Departure: Around The World For Human Rights

February 25, 2015, around 11 PM

I walk to the end of an unfamiliar terminal in LAX to board a plane to Mexico. The destination is the first on a 45 day trip all the way around the world. The organization sending me on this venture is Youth For Human Rights International. A non-profit founded with the self stated purpose:

"To teach youth about human rights, specifically the United Nations Universal Declaration of Human Rights, and inspire them to become valuable advocates for tolerance and peace."

The founder of Youth For Human Rights International (We'll call it YHRI) has made a tour around the world every year for the past 11, spreading the knowledge of the Universal Declaration of Human Rights to scholars, governments, learning institutions, and most importantly students. And every year, they bring a photographer to document it all. Every moment. 

I've been given numerous warnings from previous travelers on this trip, people involved in the tour and even the founder herself that it is easy nor comfortable, that sleep is a luxury and meals an ever-changing and always new experience.

But I've also been told stories of adventure. 

Stories of exploring firefly filled clearings in the quiet of night while wandering a Taiwanese mountainside. Stories of  abandoning luggage and narrow escapes from foreign lands. I'v been shown images of South Native American chiefs, eyes deep with knowledge dating back through the ages.
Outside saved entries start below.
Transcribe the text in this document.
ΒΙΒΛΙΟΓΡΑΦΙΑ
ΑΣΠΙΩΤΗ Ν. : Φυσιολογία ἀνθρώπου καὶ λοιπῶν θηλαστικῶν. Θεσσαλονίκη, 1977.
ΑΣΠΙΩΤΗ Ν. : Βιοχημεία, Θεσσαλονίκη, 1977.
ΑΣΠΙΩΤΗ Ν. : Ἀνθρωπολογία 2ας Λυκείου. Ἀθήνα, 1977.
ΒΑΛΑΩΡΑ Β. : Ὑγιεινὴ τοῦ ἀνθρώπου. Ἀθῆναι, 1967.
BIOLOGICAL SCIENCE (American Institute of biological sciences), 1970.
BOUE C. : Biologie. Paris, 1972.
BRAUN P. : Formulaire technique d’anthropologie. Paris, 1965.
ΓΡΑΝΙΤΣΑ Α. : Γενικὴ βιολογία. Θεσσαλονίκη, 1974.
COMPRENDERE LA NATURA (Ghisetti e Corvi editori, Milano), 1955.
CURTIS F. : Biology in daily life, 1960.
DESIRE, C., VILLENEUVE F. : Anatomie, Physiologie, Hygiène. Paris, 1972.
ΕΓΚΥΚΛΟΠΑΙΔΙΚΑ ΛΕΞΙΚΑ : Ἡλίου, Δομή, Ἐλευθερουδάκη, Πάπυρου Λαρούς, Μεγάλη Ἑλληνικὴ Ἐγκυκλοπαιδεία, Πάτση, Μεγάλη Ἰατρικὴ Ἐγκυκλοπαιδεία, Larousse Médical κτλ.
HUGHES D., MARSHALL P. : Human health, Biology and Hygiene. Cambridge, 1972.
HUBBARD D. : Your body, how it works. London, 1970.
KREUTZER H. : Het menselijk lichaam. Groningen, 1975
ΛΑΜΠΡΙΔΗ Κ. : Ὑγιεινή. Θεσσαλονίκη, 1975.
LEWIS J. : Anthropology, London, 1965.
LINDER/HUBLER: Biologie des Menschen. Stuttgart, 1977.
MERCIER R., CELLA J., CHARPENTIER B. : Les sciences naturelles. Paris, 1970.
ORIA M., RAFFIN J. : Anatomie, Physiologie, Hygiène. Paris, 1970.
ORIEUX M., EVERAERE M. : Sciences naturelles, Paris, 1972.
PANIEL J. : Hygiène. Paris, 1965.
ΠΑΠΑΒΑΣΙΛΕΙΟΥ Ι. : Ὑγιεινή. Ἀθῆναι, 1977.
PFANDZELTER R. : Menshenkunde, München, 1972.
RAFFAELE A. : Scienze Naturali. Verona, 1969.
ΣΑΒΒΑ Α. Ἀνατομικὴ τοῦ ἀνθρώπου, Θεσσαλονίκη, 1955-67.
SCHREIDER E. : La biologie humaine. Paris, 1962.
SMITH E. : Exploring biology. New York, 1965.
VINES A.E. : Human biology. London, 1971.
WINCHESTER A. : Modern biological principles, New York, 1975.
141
Images of beautiful Russian architecture, alone in the early hours of the morning, kissed by the sunlight. And I've been told other stories.
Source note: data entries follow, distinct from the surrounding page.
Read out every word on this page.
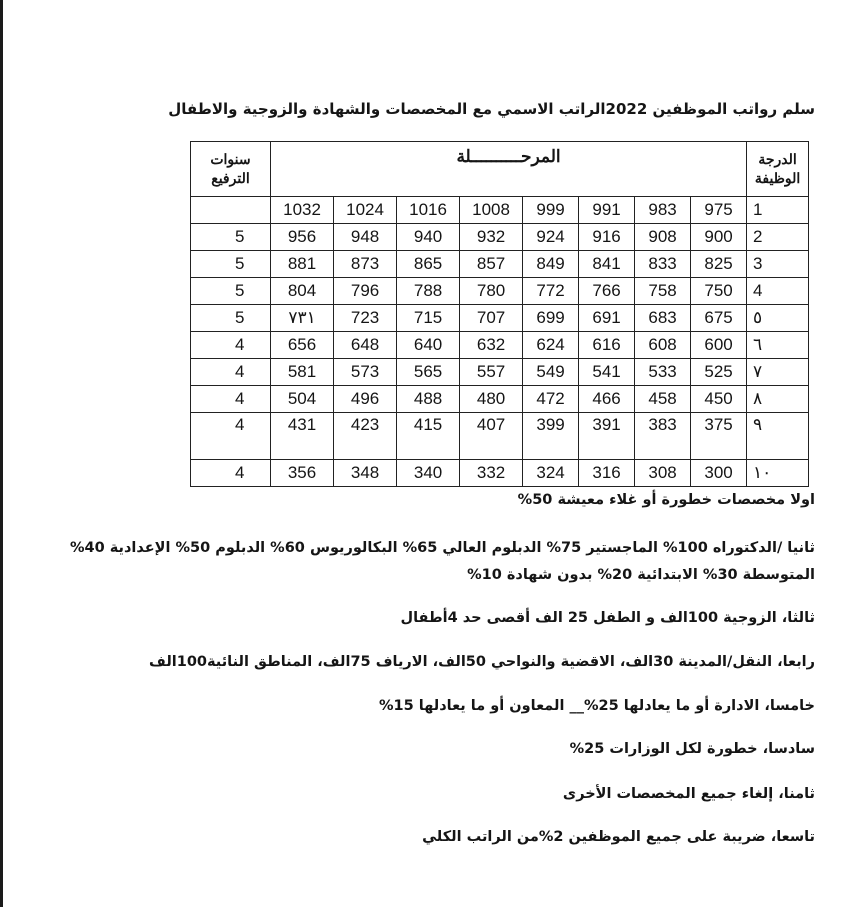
سلم رواتب الموظفين 2022الراتب الاسمي مع المخصصات والشهادة والزوجية والاطفال
الدرجة الوظيفة	المرحــــــــــلة								سنوات الترفيع
1	975	983	991	999	1008	1016	1024	1032	
2	900	908	916	924	932	940	948	956	5
3	825	833	841	849	857	865	873	881	5
4	750	758	766	772	780	788	796	804	5
٥	675	683	691	699	707	715	723	٧٣١	5
٦	600	608	616	624	632	640	648	656	4
٧	525	533	541	549	557	565	573	581	4
٨	450	458	466	472	480	488	496	504	4
٩	375	383	391	399	407	415	423	431	4
١٠	300	308	316	324	332	340	348	356	4
اولا مخصصات خطورة أو غلاء معيشة 50%
ثانيا /الدكتوراه 100% الماجستير 75% الدبلوم العالي 65% البكالوريوس 60% الدبلوم 50% الإعدادية 40%
المتوسطة 30% الابتدائية 20% بدون شهادة 10%
ثالثا، الزوجية 100الف و الطفل 25 الف أقصى حد 4أطفال
رابعا، النقل/المدينة 30الف، الاقضية والنواحي 50الف، الارياف 75الف، المناطق النائية100الف
خامسا، الادارة أو ما يعادلها 25%__ المعاون أو ما يعادلها 15%
سادسا، خطورة لكل الوزارات 25%
ثامنا، إلغاء جميع المخصصات الأخرى
تاسعا، ضريبة على جميع الموظفين 2%من الراتب الكلي
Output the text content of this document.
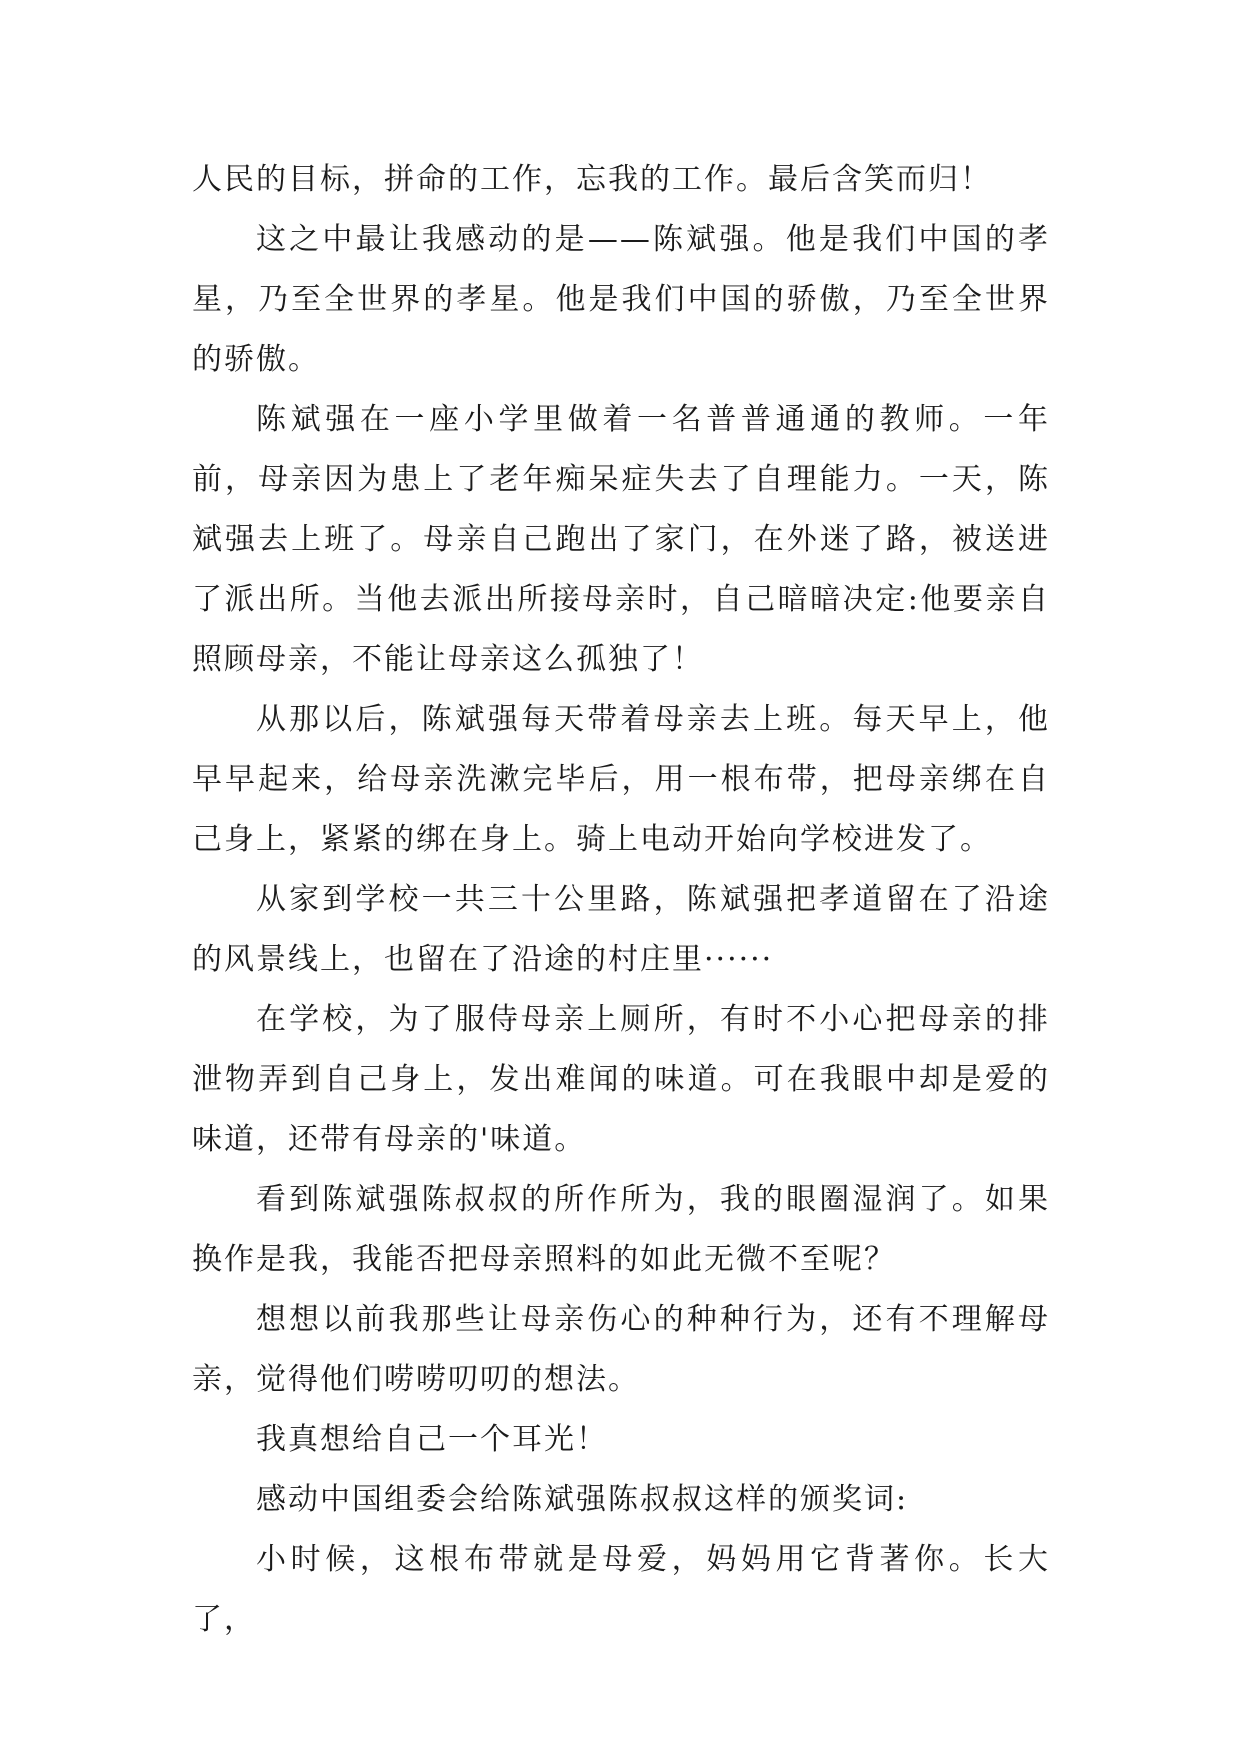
人民的目标，拼命的工作，忘我的工作。最后含笑而归！

这之中最让我感动的是——陈斌强。他是我们中国的孝星，乃至全世界的孝星。他是我们中国的骄傲，乃至全世界的骄傲。

陈斌强在一座小学里做着一名普普通通的教师。一年前，母亲因为患上了老年痴呆症失去了自理能力。一天，陈斌强去上班了。母亲自己跑出了家门，在外迷了路，被送进了派出所。当他去派出所接母亲时，自己暗暗决定:他要亲自照顾母亲，不能让母亲这么孤独了！

从那以后，陈斌强每天带着母亲去上班。每天早上，他早早起来，给母亲洗漱完毕后，用一根布带，把母亲绑在自己身上，紧紧的绑在身上。骑上电动开始向学校进发了。

从家到学校一共三十公里路，陈斌强把孝道留在了沿途的风景线上，也留在了沿途的村庄里······

在学校，为了服侍母亲上厕所，有时不小心把母亲的排泄物弄到自己身上，发出难闻的味道。可在我眼中却是爱的味道，还带有母亲的'味道。

看到陈斌强陈叔叔的所作所为，我的眼圈湿润了。如果换作是我，我能否把母亲照料的如此无微不至呢？

想想以前我那些让母亲伤心的种种行为，还有不理解母亲，觉得他们唠唠叨叨的想法。

我真想给自己一个耳光！

感动中国组委会给陈斌强陈叔叔这样的颁奖词:

小时候，这根布带就是母爱，妈妈用它背著你。长大了，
Stories of aide and humanity. Of teaching and progress. Of arming masses of interested youth, from children in primary school and young adults, grade school to college classes. Arming them with information. Arming them with their human rights.

This did not seem like an opportunity that would be wise to pass up.
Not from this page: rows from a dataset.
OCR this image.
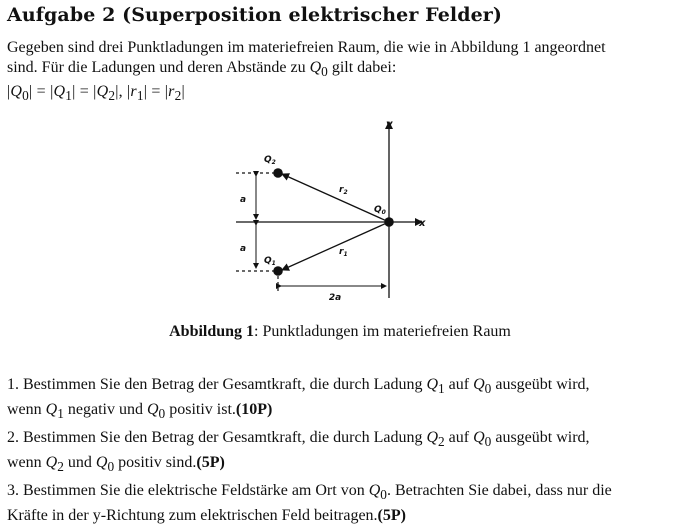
Aufgabe 2 (Superposition elektrischer Felder)

Gegeben sind drei Punktladungen im materiefreien Raum, die wie in Abbildung 1 angeordnet

sind. Für die Ladungen und deren Abstände zu $Q_0$ gilt dabei:

$|Q_0| = |Q_1| = |Q_2|$, $|r_1| = |r_2|$

y
x
$Q_2$
$Q_1$
$Q_0$
$r_2$
$r_1$
a
a
2a
Abbildung 1: Punktladungen im materiefreien Raum
1. Bestimmen Sie den Betrag der Gesamtkraft, die durch Ladung $Q_1$ auf $Q_0$ ausgeübt wird,
wenn $Q_1$ negativ und $Q_0$ positiv ist.(10P)
2. Bestimmen Sie den Betrag der Gesamtkraft, die durch Ladung $Q_2$ auf $Q_0$ ausgeübt wird,
wenn $Q_2$ und $Q_0$ positiv sind.(5P)
3. Bestimmen Sie die elektrische Feldstärke am Ort von $Q_0$. Betrachten Sie dabei, dass nur die
Kräfte in der y-Richtung zum elektrischen Feld beitragen.(5P)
the planning has been done, I've researched the countries, and my bags have more in them than they should be able to fit. Including, but not in total:

- Enough camera gear to cripple a healthy young man

- A mini tripod stuffed into my suitcase

- a small arsenal of lighting gear with lights and stands

- chargers of every type and size. Computer, phone, camera batteries, international adapters, etc.

- a shaving kit with what I hope are enough supplies to last a month and a half.

- 30 instant coffees from Starbucks

- a laptop and hard drives to store every photo and video on, hidden in my camera bag

- 4-6 usable outfits, all black.

And a journal. 

 

So I hand the stewardess my ticket, board the plane and find my seat. After a short battle with my luggage to get it into the overhead bin, I settle into my seat and pretend to sleep, wondering what will happen in Mexico.